Mozart, Saramago, Freud, Levine, 'Don Giovanni', 'Dona Elvira', Comendadores.... Nunca mais acabam os nomes, as referências, as metáforas. Uma torrente esmagadora. E o que terá tudo isto a ver com os homens? (Pausa para respirar...fundo...e segurar no peito o coração...com ambas as mãos.)

2007-12-10

Charles-Marie Widor (1844-1937)

Charles-Marie Widor (1844 – 1937) nasceu em Lyon, França, no seio de uma família com tradição na construção de órgãos de igreja. Um amigo da família, Aristide Cavaillé-Coll, nome célebre da construção destes instrumentos, descobriu o talento do jovem Charles-Marie e impulsionou a sua formação. Não foi tempo perdido. Com 26 anos, Widor sucede ‘provisoriamente durante 64 anos’ a Lefébrue-Wely, como organista da L'église Saint-Sulpice de Paris (célebre, hoje em dia, por via do celebérrimo romance de Dan Brown), local onde fora instalado um fabuloso órgão Cavaillé-Coll. Aí desenvolve o talento de uma vida rica e circunspecta. A sacralidade que respira a música para órgão é a expressão adequada à vida e à personalidade deste francês de carácter aparentemente fechado.
Widor substitui, mais tarde, César Franck, no Conservatoire de Paris, como responsável pelo ensino do instrumento de eleição. Revela aí aos seus discípulos, entre os quais o desafortunado Jehan Alain, a força espantosa da sua arte musical. Com ele aprenderão ainda hoje todos os que quiserem seguir a via da música. Já ouvi esta ideia a grandes músicos de Jazz, por exemplo. Para Widor a ‘improvisação’ não seria uma questão de talento mas uma contínua aprendizagem que exige tanto trabalho como a simples execução.
O compositor francês ficou célebre pelos seus trabalhos para órgão. A minúcia e o rigor são os traços determinantes. Tal como o foram do seu ensino. A obra, no entanto, estende-se por todas as áreas da composição, do piano à voz e até mesmo ao teatro musical.
Também eram célebres no seu tempo os acompanhamentos musicais das missas-recital de Saint-Suplice. Em Paris, estas missas eram procuradas pelas pessoas mais cultas como expressão do bom gosto. Improvisação, bom gosto e coragem deve ter sido a receita para, aos 76 anos de idade, o organista desposar alegremente a jovem Mathilde, 40 anos mais nova que ele.

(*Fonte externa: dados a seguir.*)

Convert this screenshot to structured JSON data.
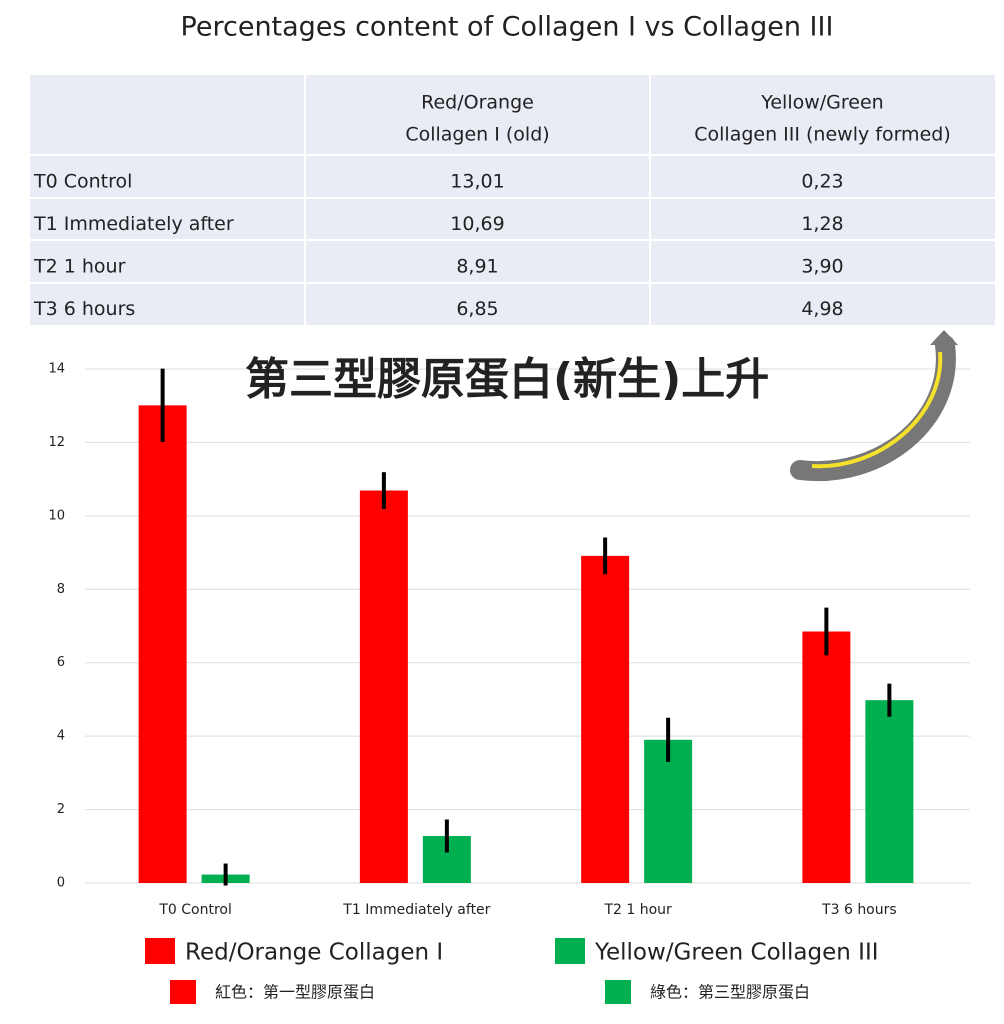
{
  "table": {
    "columns": [
      [
        "Red/Orange",
        "Collagen I (old)"
      ],
      [
        "Yellow/Green",
        "Collagen III (newly formed)"
      ]
    ],
    "rows": [
      [
        "T0 Control",
        "13,01",
        "0,23"
      ],
      [
        "T1 Immediately after",
        "10,69",
        "1,28"
      ],
      [
        "T2 1 hour",
        "8,91",
        "3,90"
      ],
      [
        "T3 6 hours",
        "6,85",
        "4,98"
      ]
    ]
  },
  "chart_data": {
    "type": "bar",
    "title": "Percentages content of Collagen I vs Collagen III",
    "annotation": "第三型膠原蛋白(新生)上升",
    "categories": [
      "T0 Control",
      "T1 Immediately after",
      "T2 1 hour",
      "T3 6 hours"
    ],
    "series": [
      {
        "name": "Red/Orange Collagen I",
        "note": "紅色：第一型膠原蛋白",
        "color": "#ff0000",
        "values": [
          13.01,
          10.69,
          8.91,
          6.85
        ],
        "errors": [
          1.0,
          0.5,
          0.5,
          0.65
        ]
      },
      {
        "name": "Yellow/Green Collagen III",
        "note": "綠色：第三型膠原蛋白",
        "color": "#00b050",
        "values": [
          0.23,
          1.28,
          3.9,
          4.98
        ],
        "errors": [
          0.3,
          0.45,
          0.6,
          0.45
        ]
      }
    ],
    "ylim": [
      0,
      14
    ],
    "yticks": [
      0,
      2,
      4,
      6,
      8,
      10,
      12,
      14
    ],
    "grid": true
  }
}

De Charles-Marie Widor encontra-se muito no Youtube. É recorrente a fabulosa e universalmente célebre Toccata do movimento final da V Sinfonia. A mim também me agrada muito este andante sostenuto da Sinfonia Gótica.:

2007-12-08

Karlheinz Stockhausen (1928 - 2007)


Terminou abruptamente a carreira de um dos mais controversos músicos e intelectuais do século XX. Com Sartre podemos dizer que levou ao extremo a sua condenação à liberdade. E agora realizou-se a sua essência histórica. É, porque foi, um ser humano de excepção. Curvemo-nos, por isso, perante a sua grandeza: uma enorme estátua de memória lançará a sombra imensa sobre este século XXI. Este é sempre o destino (que palavra feia!) das grandes sínteses. A Stockhausen devemos (deve o atarracado século XXI) a grande síntese espiritual da música do mundo. Que se saiba crescer à luz intensa de tal sombra espiritual!